The Blinding Light of Privilege

By June 9, 2020No Comments

It’s Happening Here

The last two months have brought to the forefront just how ugly privilege can be. While many suffered, billionaires increased their wealth amid COVID-19. US police allowed white people to show up and protest armed with assault rifles, then people of colour (and their allies) protested unarmed and met tear gas, rubber bullets, arrest, and worse. Black and Indigenous people (Chantel Moore, Regis Paquet, Jason Collins, and more) have been killed by police here in Canada in the last couple of months. Politicians called for restarting pipeline construction because protesters can’t gather during the current COVID-19 restrictions. And here in the Okanagan, swastikas were painted on public property.

Systemic privilege and racism create oppression in Canada. You’ve heard the stats. 30% of incarcerated people in Canada are Indigenous and 22% of homicide victims are Indigenous despite making up on 5% of the population. Incarceration of black Canadians rose 77% from 2005-2015 while white incarceration dropped by 6%. Residential schools. No clean drinking water for First Nations. Japanese internment camps. And more and more and more. Racism and privilege are alive and well in Canada.

Acknowledging Privilege

I am privileged. I’m a white Canadian male who grew up with education and opportunity. I don’t live in fear of getting sick, being harmed or abused at home or when I walk alone on the street, or being unfairly treated because of gender, race, or other things out of my control. I have the privilege to choose to build a company. While decades of systemic inequity have caused oppression for some, it has enabled privilege for me.

The light that shines on privilege is blinding me. It is ugly to hold up the mirror. I am repulsed by how some are using it to deepen their privilege and divide and oppress others. I’m aware that my own circumstance gives me privilege, some that I can see and feel, and some that I am blind to.
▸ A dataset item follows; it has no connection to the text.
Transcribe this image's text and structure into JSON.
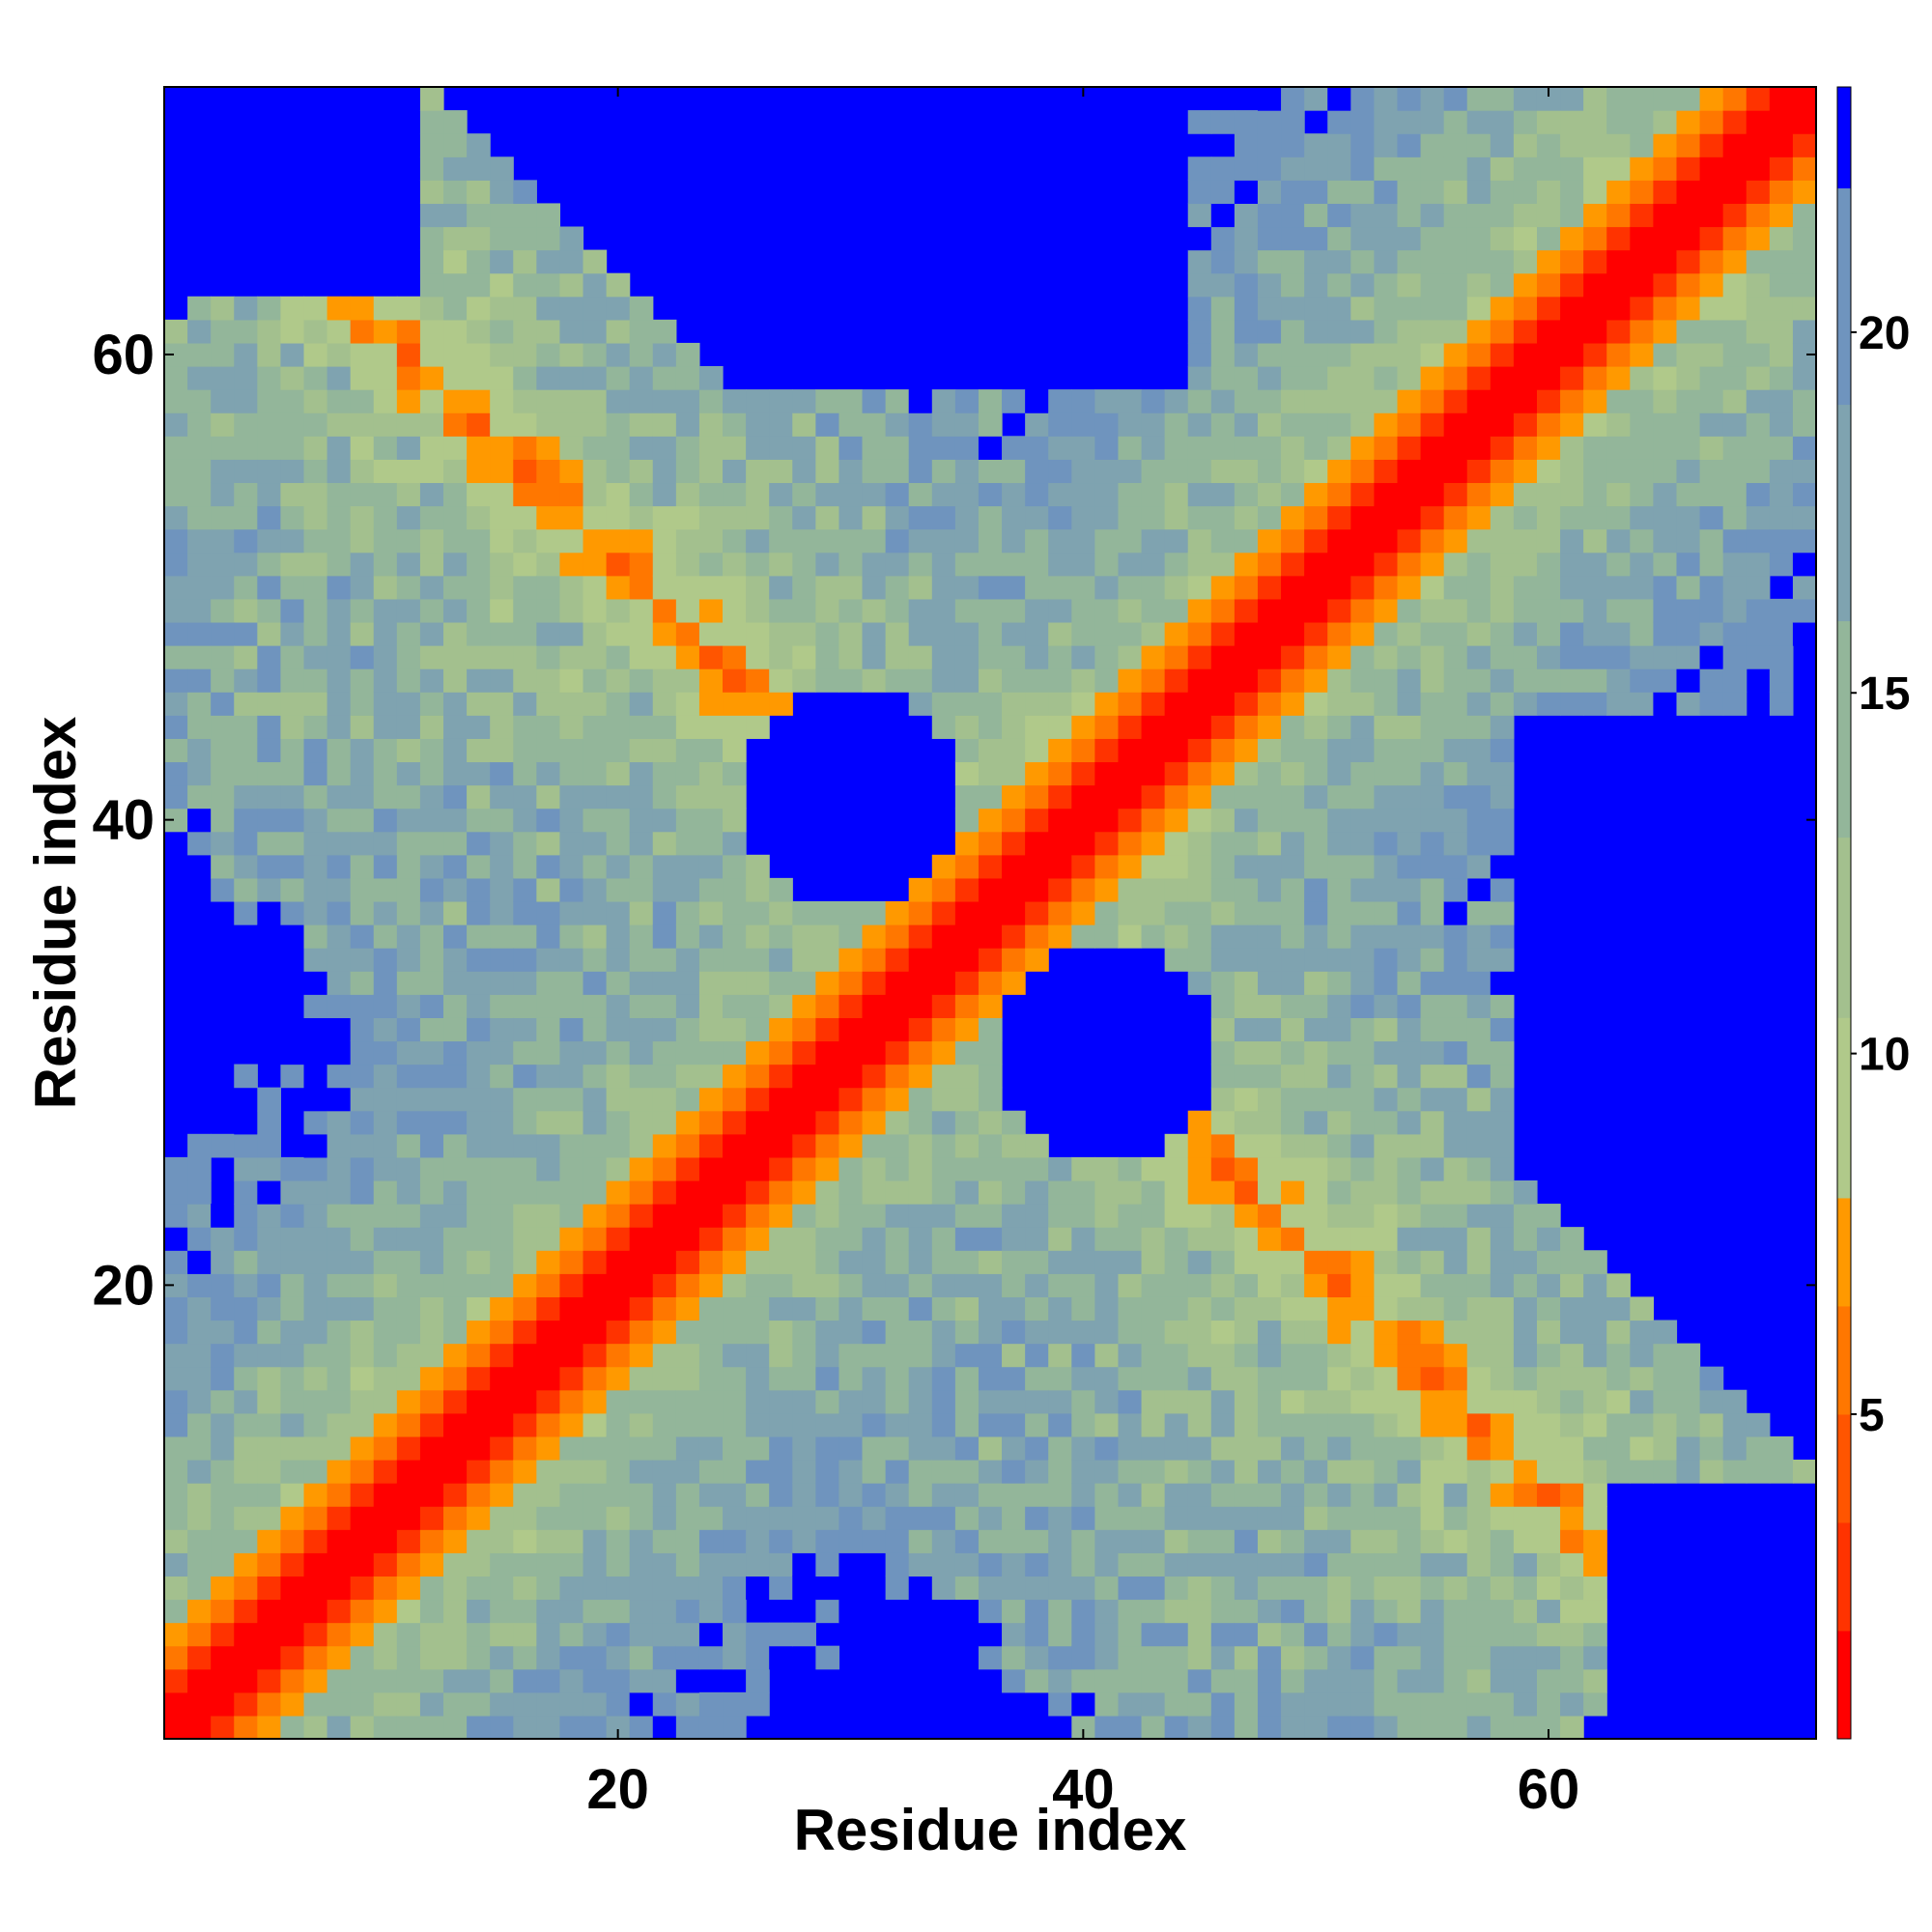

And that my privilege comes at the expense of others. I do not know all of the effects of my own privilege.

What Are We Doing About It?

I can do better, starting with Purppl (Purposeful People). Purppl works alongside many people who are changing the systemic and structural issues that create this oppression. We’ve learned that the systemic inequity around economic and social wellbeing is a major contributing problem to racism, gender equity, climate change, poverty, mental illness, and more. These movements are all connected to the underlying systemic inequity of economic and social privilege.

Grassroots leaders in the social enterprise and social innovation movement are building solutions to these major systemic challenges. Purppl’s role from the beginning has been to enable and accelerate those who are leading (quietly or overtly). We will continue to empower and amplify those leaders.

We can do better. 70% of organizations we work with are led by women, but only a few by Black, Indigenous, and People of Colour (BIPOC). We will add more diversity on our team, our board, and in our client mix by purposely seeking it out. We will challenge norms in fundraising, philanthropy, and impact investing; in many ways these traditional structures keep privilege in the hands of few rather than create equity for many. We’ve already met with one of our community partners / funders to begin making changes. We will write, speak, and act with more conviction. We will listen harder, reflect often, and act decisively. We need to become an anti-racist organization, not just an ally.

Purppl started because we could see the undercurrent of economic privilege destroying our people, planet, and communities. The last couple of months, and especially the last couple of weeks have put a spotlight on that ugly privilege. We will not stand idly by.

I welcome your suggestions, comments, and convictions. I know I don’t stand alone in these thoughts.